Acusação sem datas, locais e circunstâncias
A defesa também alega que a acusação não apresentou datas, locais ou circunstâncias específicas dos fatos atribuídos ao ex-gestor. Segundo os advogados, a decisão considerou episódios que não constavam da indiciação, sem permitir que Jasson se defendesse deles.
A Portaria nº 39/2026 informou que o processo reconheceu a prática de “incontinência de conduta”, além do descumprimento de deveres funcionais relacionados à observância das normas, à moralidade administrativa e ao respeito aos servidores. O ato publicado, porém, não detalhou os episódios investigados.
Depoimentos teriam sido ignorados
Outro ponto levantado é que dez testemunhas ouvidas sob compromisso teriam afirmado que nunca presenciaram nem receberam informações sobre as condutas atribuídas a Jasson. Entre elas, segundo a nota, estavam uma chefe de gabinete, a chefe imediata de uma das declarantes e dois policiais que trabalhavam no setor de inteligência instalado no mesmo prédio.
A defesa sustenta que nenhum desses depoimentos foi mencionado na decisão.

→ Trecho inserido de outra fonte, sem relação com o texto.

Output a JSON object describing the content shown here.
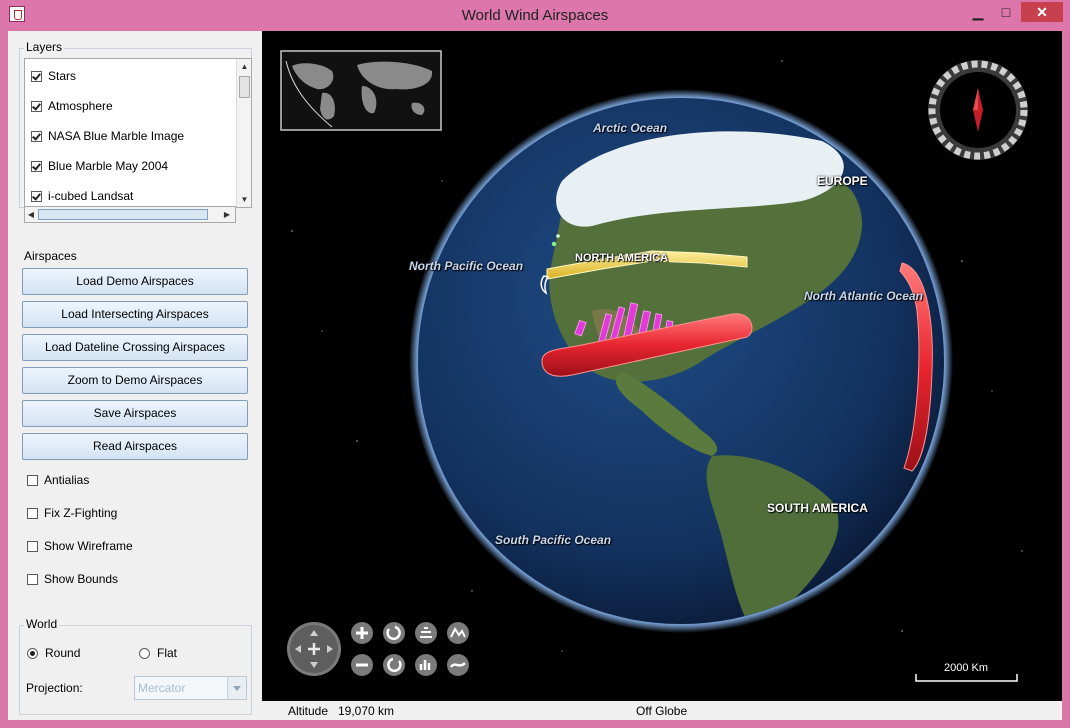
{
  "window": {
    "title": "World Wind Airspaces",
    "minimize": "▁",
    "maximize": "□",
    "close": "✕"
  },
  "layers": {
    "title": "Layers",
    "items": [
      {
        "label": "Stars",
        "checked": true
      },
      {
        "label": "Atmosphere",
        "checked": true
      },
      {
        "label": "NASA Blue Marble Image",
        "checked": true
      },
      {
        "label": "Blue Marble May 2004",
        "checked": true
      },
      {
        "label": "i-cubed Landsat",
        "checked": true
      }
    ]
  },
  "airspaces": {
    "title": "Airspaces",
    "buttons": [
      "Load Demo Airspaces",
      "Load Intersecting Airspaces",
      "Load Dateline Crossing Airspaces",
      "Zoom to Demo Airspaces",
      "Save Airspaces",
      "Read Airspaces"
    ],
    "options": [
      {
        "label": "Antialias",
        "checked": false
      },
      {
        "label": "Fix Z-Fighting",
        "checked": false
      },
      {
        "label": "Show Wireframe",
        "checked": false
      },
      {
        "label": "Show Bounds",
        "checked": false
      }
    ]
  },
  "world": {
    "title": "World",
    "round_label": "Round",
    "flat_label": "Flat",
    "selected": "Round",
    "projection_label": "Projection:",
    "projection_value": "Mercator"
  },
  "globe": {
    "labels": {
      "arctic": "Arctic Ocean",
      "europe": "EUROPE",
      "north_pacific": "North Pacific Ocean",
      "north_america": "NORTH AMERICA",
      "north_atlantic": "North Atlantic Ocean",
      "south_america": "SOUTH AMERICA",
      "south_pacific": "South Pacific Ocean"
    },
    "scale_label": "2000 Km",
    "colors": {
      "ocean": "#13315e",
      "land": "#4f6e3a",
      "ice": "#eef3f6",
      "airspace_red": "#e8252f",
      "airspace_yellow": "#f0d53a",
      "airspace_magenta": "#e23ad6"
    }
  },
  "status": {
    "altitude_label": "Altitude",
    "altitude_value": "19,070 km",
    "position": "Off Globe"
  }
}
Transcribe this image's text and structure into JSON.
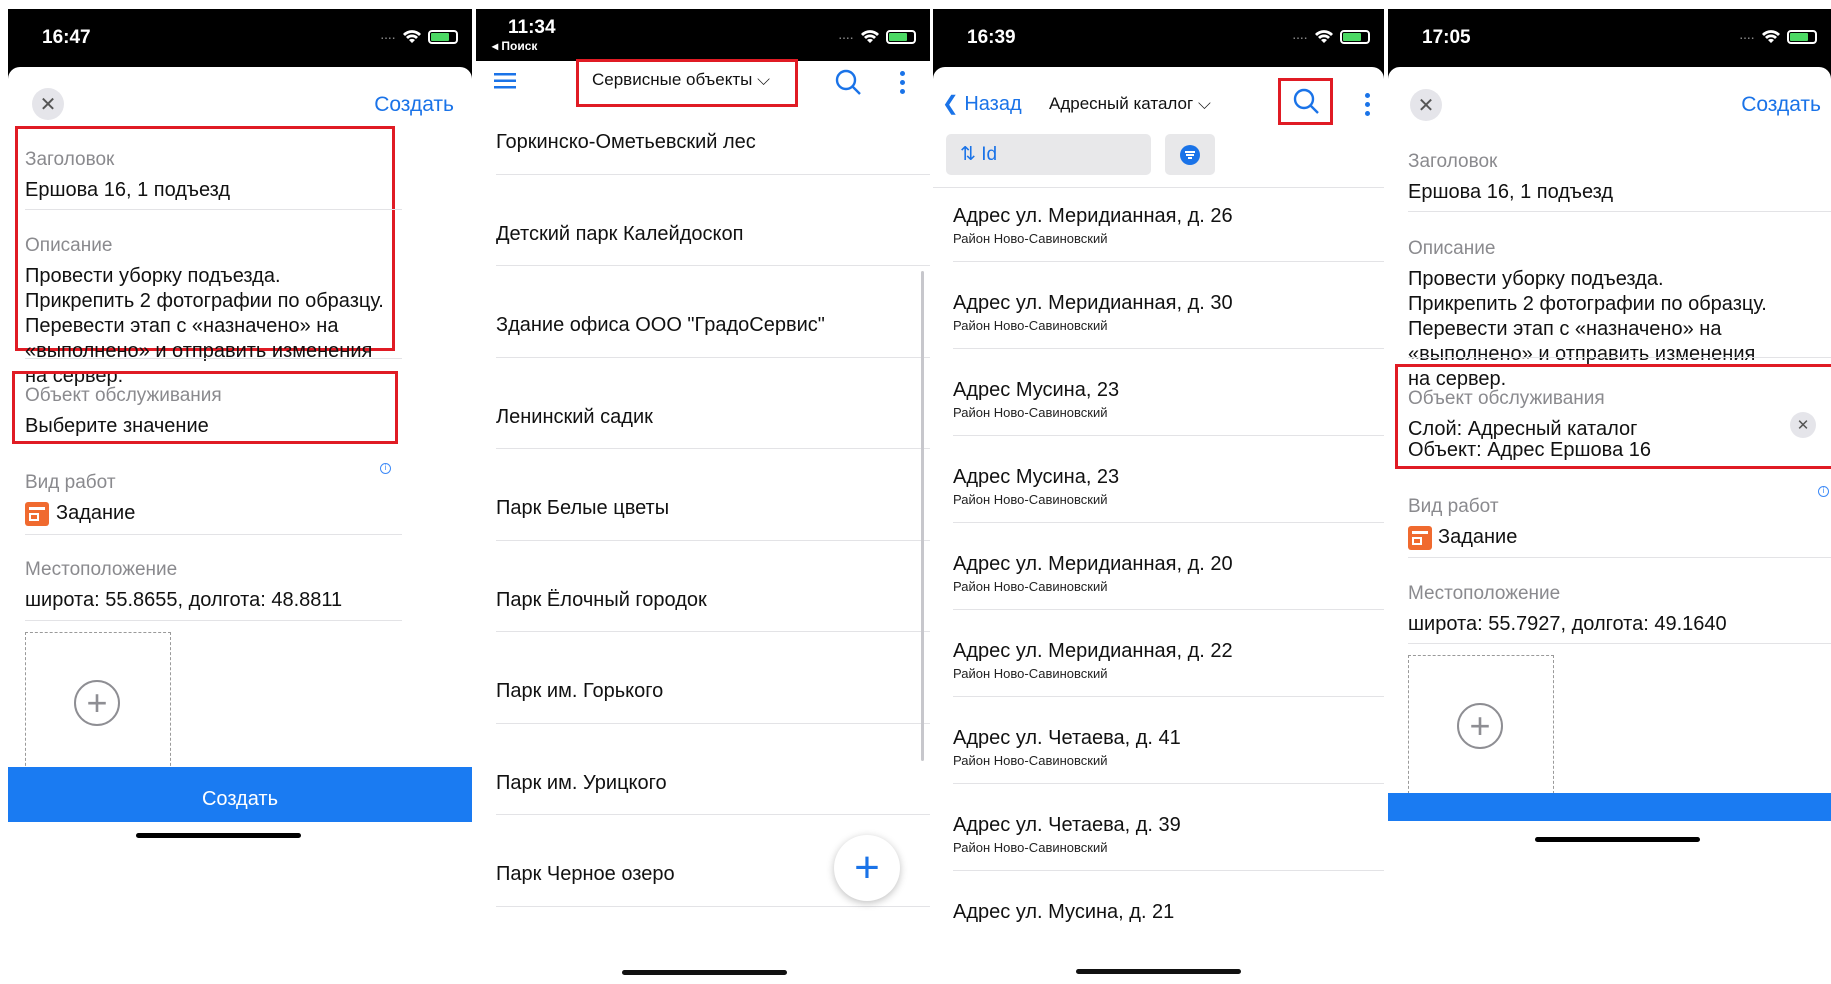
{
  "screen1": {
    "time": "16:47",
    "close_icon": "close-icon",
    "create_link": "Создать",
    "title_label": "Заголовок",
    "title_value": "Ершова 16, 1 подъезд",
    "desc_label": "Описание",
    "desc_value": "Провести уборку подъезда. Прикрепить 2 фотографии по образцу. Перевести этап с «назначено» на «выполнено» и отправить изменения на сервер.",
    "object_label": "Объект обслуживания",
    "object_value": "Выберите значение",
    "worktype_label": "Вид работ",
    "worktype_value": "Задание",
    "location_label": "Местоположение",
    "location_value": "широта: 55.8655, долгота: 48.8811",
    "create_button": "Создать"
  },
  "screen2": {
    "time": "11:34",
    "back_app": "◂ Поиск",
    "menu_icon": "hamburger-menu-icon",
    "title": "Сервисные объекты",
    "items": [
      "Горкинско-Ометьевский лес",
      "Детский парк Калейдоскоп",
      "Здание офиса ООО \"ГрадоСервис\"",
      "Ленинский садик",
      "Парк Белые цветы",
      "Парк Ёлочный городок",
      "Парк им. Горького",
      "Парк им. Урицкого",
      "Парк Черное озеро"
    ],
    "fab": "+"
  },
  "screen3": {
    "time": "16:39",
    "back_label": "Назад",
    "title": "Адресный каталог",
    "sort_label": "⇅ Id",
    "addresses": [
      {
        "a": "Адрес  ул. Меридианная, д. 26",
        "d": "Район  Ново-Савиновский"
      },
      {
        "a": "Адрес  ул. Меридианная, д. 30",
        "d": "Район  Ново-Савиновский"
      },
      {
        "a": "Адрес  Мусина, 23",
        "d": "Район  Ново-Савиновский"
      },
      {
        "a": "Адрес  Мусина, 23",
        "d": "Район  Ново-Савиновский"
      },
      {
        "a": "Адрес  ул. Меридианная, д. 20",
        "d": "Район  Ново-Савиновский"
      },
      {
        "a": "Адрес  ул. Меридианная, д. 22",
        "d": "Район  Ново-Савиновский"
      },
      {
        "a": "Адрес  ул. Четаева, д. 41",
        "d": "Район  Ново-Савиновский"
      },
      {
        "a": "Адрес  ул. Четаева, д. 39",
        "d": "Район  Ново-Савиновский"
      },
      {
        "a": "Адрес  ул. Мусина, д. 21",
        "d": ""
      }
    ]
  },
  "screen4": {
    "time": "17:05",
    "create_link": "Создать",
    "title_label": "Заголовок",
    "title_value": "Ершова 16, 1 подъезд",
    "desc_label": "Описание",
    "desc_value": "Провести уборку подъезда. Прикрепить 2 фотографии по образцу. Перевести этап с «назначено» на «выполнено» и отправить изменения на сервер.",
    "object_label": "Объект обслуживания",
    "object_line1": "Слой: Адресный каталог",
    "object_line2": "Объект: Адрес  Ершова 16",
    "worktype_label": "Вид работ",
    "worktype_value": "Задание",
    "location_label": "Местоположение",
    "location_value": "широта: 55.7927, долгота: 49.1640"
  },
  "colors": {
    "accent": "#1a73e8",
    "highlight": "#e01b24",
    "button": "#1a7bf2"
  }
}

Os advogados alegam ainda que documentos foram inseridos no processo após o encerramento da instrução, sem que fossem comunicados ou tivessem oportunidade de se manifestar. Segundo a nota, a própria comissão teria reconhecido por escrito a juntada posterior.

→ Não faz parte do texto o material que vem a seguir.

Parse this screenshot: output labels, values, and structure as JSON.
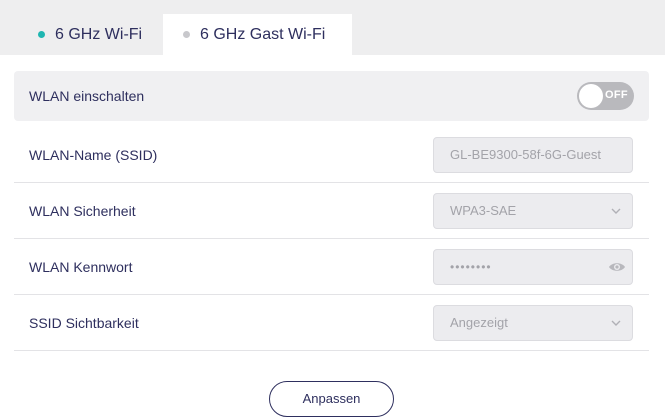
{
  "tabs": [
    {
      "label": "6 GHz Wi-Fi",
      "active": false,
      "dot_color": "#1fb6b1"
    },
    {
      "label": "6 GHz Gast Wi-Fi",
      "active": true,
      "dot_color": "#c8c8cc"
    }
  ],
  "enable": {
    "label": "WLAN einschalten",
    "toggle_text": "OFF",
    "state": "off"
  },
  "fields": {
    "ssid": {
      "label": "WLAN-Name (SSID)",
      "value": "GL-BE9300-58f-6G-Guest"
    },
    "security": {
      "label": "WLAN Sicherheit",
      "value": "WPA3-SAE"
    },
    "password": {
      "label": "WLAN Kennwort",
      "value": "••••••••"
    },
    "visibility": {
      "label": "SSID Sichtbarkeit",
      "value": "Angezeigt"
    }
  },
  "apply_button": "Anpassen",
  "colors": {
    "accent": "#1fb6b1",
    "text": "#2e2f5e",
    "toggle_off": "#b9b9bd"
  }
}
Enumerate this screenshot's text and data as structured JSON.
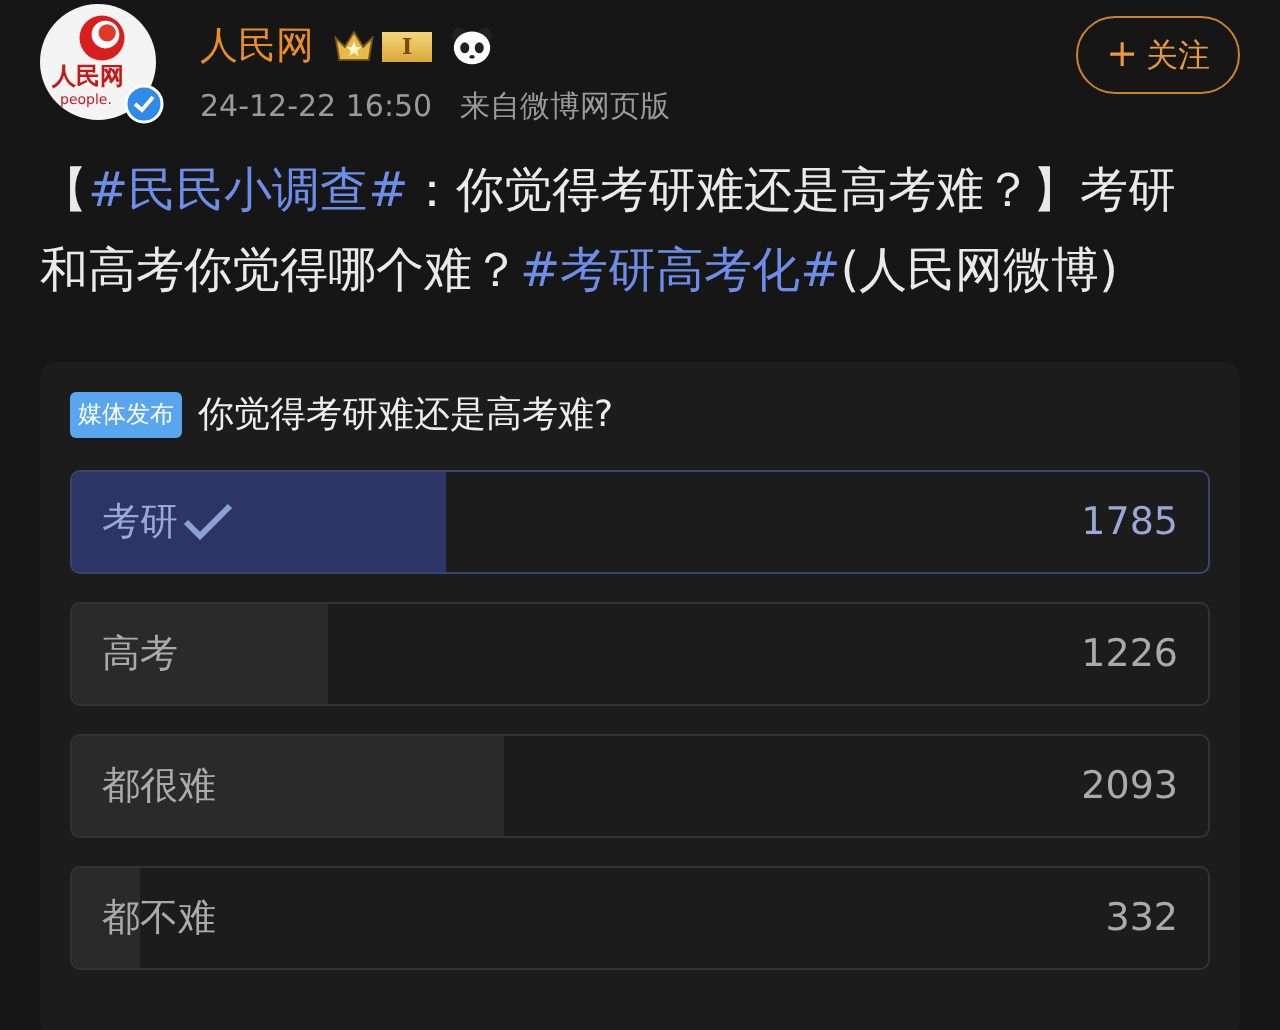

Também teriam sido negadas diligências destinadas a verificar a credibilidade dos relatos. Para a defesa, a medida é especialmente grave porque o processo estaria fundamentado exclusivamente nas declarações das denunciantes, sem prova material, perícia ou confirmação independente.
Defesa invoca presunção de inocência
Jasson deixou voluntariamente o cargo em novembro de 2024. Quase dois anos depois, a exoneração a pedido foi convertida em destituição de cargo comissionado após a conclusão do PAD. O pedido de reconsideração apresentado pelo ex-gestor foi rejeitado pela CGE, que manteve integralmente a punição.
Na nota, a defesa ressalta que Jasson nunca foi condenado judicialmente e invoca o princípio constitucional da presunção de inocência.
“Uma sanção construída sobre tantas nulidades não tem força para encerrar o debate, apenas para transferi-lo ao Poder Judiciário, onde a defesa confia que será revista”, conclui a manifestação.